As he said, he will "not react to manipulation and demagoguery from the school of Seselj and Milosevic."

"We've seen plenty of that in Croatia. While my colleagues, like Ranko Ostojic, after Operation Storm helped Serbs in Donji Lapac, some others made inflammatory speeches in Petrinja and Glina and sought to bombard Croatian cities. That's the huge difference and will not be deleted for as long as we live," said the head of the Croatian government.

Milanovic also "pointed out that his country had not introduced measures against Serbia, but against everyone, even against Croatian trucks."

He added that "a state that is not a member of the European Union, and which does not function as a state but as a territory through which people pass without any control" was "the first to introduce discriminatory measures against Croatian trucks and Croatian goods."

"Our measures on the border may have been harsh, but it was in defense of national interests and in order to control migrants who pass through Serbia without any control," said Milanovic.

According to him, "national interests will always have priority over any company's profits."

"After Serbia introduced its measure against a members of the European Union, the Republic of Croatia, by banning the entry of trucks with Croatian license plates and of all Croatian goods, regardless in which trucks they are transported, we had to react with another measure," said Milanovic.

According to the Croatian prime minister, he has the interest and safety of Croatian citizens in mind above all else.

"Associations and some small private interests who act as if they do not live in Croatia and as if their EUR 10,000 or 15,000 - that they lost today and will compensate for as soon as tomorrow is the most important thing - do not act as loyal citizens of this country. This is unfair because we are taking care of that as well the whole time," Milanovic was quoted as saying.

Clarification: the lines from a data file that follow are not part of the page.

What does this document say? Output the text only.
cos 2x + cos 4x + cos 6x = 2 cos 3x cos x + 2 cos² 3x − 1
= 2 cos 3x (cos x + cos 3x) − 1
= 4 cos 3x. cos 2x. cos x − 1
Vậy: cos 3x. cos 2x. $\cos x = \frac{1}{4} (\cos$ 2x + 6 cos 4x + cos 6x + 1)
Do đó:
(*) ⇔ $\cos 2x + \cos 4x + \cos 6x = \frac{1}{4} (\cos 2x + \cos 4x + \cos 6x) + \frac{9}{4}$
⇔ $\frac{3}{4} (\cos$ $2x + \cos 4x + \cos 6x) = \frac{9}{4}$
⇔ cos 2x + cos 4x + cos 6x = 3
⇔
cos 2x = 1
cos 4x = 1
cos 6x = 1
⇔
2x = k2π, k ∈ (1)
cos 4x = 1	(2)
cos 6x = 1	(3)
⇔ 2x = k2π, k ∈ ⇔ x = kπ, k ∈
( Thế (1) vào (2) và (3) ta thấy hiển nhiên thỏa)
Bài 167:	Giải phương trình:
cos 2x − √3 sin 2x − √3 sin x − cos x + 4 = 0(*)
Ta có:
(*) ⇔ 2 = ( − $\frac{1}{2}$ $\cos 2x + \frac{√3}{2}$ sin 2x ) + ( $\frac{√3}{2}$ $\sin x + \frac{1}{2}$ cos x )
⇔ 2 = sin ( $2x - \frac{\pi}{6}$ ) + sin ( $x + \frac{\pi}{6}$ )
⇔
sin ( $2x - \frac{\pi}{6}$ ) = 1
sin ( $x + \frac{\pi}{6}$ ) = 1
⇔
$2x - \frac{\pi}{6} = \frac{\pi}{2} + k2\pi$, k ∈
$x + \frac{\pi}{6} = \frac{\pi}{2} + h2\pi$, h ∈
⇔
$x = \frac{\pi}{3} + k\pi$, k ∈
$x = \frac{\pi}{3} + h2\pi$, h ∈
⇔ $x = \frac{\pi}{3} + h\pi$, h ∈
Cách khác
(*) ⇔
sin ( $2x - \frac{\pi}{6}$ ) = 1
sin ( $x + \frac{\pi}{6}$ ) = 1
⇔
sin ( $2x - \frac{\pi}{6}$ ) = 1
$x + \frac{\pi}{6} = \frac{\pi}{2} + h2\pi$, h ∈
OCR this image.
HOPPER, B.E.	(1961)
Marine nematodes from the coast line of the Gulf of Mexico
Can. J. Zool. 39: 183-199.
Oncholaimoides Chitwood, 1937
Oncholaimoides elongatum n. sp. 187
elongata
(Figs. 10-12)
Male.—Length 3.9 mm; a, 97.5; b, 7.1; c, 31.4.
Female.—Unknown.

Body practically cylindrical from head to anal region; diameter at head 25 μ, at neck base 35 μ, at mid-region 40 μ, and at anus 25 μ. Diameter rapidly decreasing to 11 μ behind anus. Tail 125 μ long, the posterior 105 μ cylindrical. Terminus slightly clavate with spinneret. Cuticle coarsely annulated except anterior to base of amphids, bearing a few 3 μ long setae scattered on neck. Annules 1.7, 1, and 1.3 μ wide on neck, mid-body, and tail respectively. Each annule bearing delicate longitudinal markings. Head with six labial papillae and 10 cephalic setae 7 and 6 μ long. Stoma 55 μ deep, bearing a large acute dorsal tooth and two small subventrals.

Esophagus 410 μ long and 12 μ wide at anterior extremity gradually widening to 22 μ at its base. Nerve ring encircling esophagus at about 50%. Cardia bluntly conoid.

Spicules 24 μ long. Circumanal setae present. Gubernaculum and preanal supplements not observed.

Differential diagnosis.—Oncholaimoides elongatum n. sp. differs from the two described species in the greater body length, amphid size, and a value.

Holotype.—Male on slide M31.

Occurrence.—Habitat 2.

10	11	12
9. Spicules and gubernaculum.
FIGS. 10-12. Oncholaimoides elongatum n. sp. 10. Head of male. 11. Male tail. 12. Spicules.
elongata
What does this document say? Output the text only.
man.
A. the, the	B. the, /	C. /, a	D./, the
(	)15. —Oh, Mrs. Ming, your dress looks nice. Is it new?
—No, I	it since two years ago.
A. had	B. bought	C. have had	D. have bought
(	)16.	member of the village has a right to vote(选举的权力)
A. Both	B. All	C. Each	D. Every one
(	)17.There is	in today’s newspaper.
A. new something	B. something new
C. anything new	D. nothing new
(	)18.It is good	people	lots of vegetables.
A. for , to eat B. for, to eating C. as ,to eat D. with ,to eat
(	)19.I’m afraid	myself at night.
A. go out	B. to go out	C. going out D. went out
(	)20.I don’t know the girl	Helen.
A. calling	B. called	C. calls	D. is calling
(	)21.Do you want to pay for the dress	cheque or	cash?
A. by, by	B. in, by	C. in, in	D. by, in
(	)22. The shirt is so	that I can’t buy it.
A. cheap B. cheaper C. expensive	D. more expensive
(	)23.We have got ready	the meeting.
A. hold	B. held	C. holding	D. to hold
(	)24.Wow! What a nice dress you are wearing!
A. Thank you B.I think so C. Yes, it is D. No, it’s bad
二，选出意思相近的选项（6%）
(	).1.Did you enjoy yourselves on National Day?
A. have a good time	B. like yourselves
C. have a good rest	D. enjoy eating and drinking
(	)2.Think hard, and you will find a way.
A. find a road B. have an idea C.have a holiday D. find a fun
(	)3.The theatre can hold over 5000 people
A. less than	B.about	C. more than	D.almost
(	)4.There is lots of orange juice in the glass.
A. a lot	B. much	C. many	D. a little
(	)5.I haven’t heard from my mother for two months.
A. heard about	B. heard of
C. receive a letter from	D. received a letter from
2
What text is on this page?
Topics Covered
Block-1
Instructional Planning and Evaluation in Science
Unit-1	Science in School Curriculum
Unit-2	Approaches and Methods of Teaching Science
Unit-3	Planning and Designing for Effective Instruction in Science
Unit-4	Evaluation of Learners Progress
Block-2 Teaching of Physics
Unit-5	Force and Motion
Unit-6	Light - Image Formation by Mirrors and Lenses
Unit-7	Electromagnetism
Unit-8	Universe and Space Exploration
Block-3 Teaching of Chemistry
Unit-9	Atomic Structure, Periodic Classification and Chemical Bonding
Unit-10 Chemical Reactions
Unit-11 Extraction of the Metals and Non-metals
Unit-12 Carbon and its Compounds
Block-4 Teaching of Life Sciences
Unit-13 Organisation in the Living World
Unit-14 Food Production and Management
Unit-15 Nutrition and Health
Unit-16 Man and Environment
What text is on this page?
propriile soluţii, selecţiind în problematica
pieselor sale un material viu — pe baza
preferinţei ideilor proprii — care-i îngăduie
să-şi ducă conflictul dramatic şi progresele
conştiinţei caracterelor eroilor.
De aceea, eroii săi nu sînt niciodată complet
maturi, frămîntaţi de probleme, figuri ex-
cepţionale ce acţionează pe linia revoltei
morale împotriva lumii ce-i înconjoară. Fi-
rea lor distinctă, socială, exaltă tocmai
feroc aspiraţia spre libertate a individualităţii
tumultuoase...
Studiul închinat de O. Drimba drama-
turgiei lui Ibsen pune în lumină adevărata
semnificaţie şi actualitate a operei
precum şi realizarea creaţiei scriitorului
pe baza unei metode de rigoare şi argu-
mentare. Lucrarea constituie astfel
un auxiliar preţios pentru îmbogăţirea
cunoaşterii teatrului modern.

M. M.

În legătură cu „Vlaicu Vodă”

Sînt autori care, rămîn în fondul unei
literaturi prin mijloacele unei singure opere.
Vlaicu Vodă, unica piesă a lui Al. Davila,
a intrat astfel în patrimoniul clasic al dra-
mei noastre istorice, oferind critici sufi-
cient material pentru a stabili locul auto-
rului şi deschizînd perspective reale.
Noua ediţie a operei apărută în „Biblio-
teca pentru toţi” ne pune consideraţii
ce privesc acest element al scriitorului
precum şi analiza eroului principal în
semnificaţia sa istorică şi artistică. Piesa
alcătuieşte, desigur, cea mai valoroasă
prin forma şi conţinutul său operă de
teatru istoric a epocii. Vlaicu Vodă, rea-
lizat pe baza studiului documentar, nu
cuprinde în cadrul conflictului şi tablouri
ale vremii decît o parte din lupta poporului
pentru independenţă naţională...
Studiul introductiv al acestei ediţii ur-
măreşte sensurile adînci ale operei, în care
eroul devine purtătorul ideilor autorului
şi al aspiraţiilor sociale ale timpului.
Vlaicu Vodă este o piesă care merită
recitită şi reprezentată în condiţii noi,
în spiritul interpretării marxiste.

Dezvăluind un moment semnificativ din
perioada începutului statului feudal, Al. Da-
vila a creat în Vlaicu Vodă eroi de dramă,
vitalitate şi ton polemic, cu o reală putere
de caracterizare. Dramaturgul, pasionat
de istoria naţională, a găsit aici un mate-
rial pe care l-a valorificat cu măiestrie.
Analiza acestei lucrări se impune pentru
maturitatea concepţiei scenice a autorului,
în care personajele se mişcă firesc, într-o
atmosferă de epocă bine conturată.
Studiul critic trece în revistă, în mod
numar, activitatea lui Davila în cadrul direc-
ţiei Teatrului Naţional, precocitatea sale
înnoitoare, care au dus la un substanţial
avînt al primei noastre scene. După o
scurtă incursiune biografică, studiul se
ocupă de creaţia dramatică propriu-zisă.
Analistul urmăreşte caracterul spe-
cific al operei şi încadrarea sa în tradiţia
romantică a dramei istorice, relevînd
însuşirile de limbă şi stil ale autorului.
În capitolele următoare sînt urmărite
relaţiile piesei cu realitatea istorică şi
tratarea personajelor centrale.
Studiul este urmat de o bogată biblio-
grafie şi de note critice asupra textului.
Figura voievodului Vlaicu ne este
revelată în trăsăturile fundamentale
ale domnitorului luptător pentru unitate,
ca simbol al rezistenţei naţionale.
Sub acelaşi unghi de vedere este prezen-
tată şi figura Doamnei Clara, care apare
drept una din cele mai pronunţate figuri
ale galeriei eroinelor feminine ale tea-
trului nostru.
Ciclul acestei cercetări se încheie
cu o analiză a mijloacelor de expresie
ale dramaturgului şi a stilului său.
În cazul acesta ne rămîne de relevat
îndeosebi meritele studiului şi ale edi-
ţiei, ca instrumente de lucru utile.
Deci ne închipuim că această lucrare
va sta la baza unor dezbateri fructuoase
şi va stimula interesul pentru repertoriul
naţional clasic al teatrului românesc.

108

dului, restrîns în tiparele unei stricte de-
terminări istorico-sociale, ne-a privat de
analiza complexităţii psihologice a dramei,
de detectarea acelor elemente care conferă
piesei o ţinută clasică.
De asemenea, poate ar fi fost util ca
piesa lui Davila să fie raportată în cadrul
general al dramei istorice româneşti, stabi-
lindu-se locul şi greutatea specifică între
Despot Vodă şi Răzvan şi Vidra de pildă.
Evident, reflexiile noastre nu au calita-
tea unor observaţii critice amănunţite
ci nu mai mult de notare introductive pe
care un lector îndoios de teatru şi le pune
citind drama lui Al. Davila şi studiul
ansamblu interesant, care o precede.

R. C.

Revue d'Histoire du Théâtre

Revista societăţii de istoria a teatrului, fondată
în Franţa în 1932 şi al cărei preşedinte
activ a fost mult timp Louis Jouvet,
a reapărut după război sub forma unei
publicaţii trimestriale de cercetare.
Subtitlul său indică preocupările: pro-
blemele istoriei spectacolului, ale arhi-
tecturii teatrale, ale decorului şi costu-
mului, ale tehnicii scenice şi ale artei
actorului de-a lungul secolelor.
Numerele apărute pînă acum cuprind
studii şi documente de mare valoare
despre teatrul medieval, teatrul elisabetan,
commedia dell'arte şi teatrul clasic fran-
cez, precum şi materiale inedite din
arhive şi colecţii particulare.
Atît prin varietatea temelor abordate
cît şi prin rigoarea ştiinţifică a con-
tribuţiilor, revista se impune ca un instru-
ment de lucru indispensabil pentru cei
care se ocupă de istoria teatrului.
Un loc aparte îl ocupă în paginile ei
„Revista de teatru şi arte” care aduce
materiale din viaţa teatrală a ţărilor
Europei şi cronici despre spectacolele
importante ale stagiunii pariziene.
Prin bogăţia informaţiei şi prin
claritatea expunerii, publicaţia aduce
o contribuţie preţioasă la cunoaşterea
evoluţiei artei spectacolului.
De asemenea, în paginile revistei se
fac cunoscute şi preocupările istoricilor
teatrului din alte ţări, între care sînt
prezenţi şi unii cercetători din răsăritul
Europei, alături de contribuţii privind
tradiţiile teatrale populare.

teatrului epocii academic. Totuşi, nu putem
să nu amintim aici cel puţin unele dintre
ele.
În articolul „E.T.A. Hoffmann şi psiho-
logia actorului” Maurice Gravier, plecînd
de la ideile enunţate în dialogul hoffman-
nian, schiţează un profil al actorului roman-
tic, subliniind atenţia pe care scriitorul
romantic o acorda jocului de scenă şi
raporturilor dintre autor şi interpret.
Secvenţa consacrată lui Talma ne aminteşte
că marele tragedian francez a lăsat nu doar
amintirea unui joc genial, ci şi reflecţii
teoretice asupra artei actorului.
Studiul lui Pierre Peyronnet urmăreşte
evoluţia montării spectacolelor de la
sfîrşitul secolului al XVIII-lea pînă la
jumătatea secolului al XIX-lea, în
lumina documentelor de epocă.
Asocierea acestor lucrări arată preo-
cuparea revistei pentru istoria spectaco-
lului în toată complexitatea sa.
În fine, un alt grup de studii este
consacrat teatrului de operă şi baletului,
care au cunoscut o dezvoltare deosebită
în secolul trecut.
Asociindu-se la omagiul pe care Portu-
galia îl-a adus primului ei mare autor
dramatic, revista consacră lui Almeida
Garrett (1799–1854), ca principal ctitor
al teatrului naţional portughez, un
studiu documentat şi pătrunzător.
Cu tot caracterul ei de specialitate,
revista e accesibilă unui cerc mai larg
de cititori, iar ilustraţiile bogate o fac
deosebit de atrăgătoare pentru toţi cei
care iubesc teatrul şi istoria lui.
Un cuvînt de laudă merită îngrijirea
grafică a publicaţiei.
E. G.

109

He thinks "the situation with migrants will last," and sees "the behavior of Budapest" as "unpredictable."

"Now they have put wire on the border with Slovenia, therefore inside the Schengen (area), which cannot possibly be justified or explained", he stated.

Milanovic "reiterated that the acceptance of 10,000 people in one day is a lot for Croatia if we want to maintain this order."

"We can let people into the fields, as Serbia does, but then it is not a state. It is an accidental state, a disorganized state, which wants to join the European Union. They must consider hard how they intend to behave in the European Union, because this is for me a very bad signal. So, Croatia is the only one at this point that is doing the job in an organized way. We are not comparing ourselves with Austria and Germany, which are in a ten times more difficult situation than us because these people stay there," said Milanovic.

When it comes to Slovenia, he pointed out that the country "has been spared for now," and added he was "constantly in touch with Slovenian Prime Minister Miro Cerar, and knows very well that the Slovenian organizational capacity is high."

"That state functions, and then some," said Milanovic.

The Croatian prime minister also "stressed that he was constantly talking with his associates, with several statesmen and with the European Commission about the protection of what is important, and that is safety, order, and functioning."

"People come to our state with a hundred euros and exit with a hundred euros. In Serbia, they take those one hundred euros from them for various services. That's that economy," said Milanovic.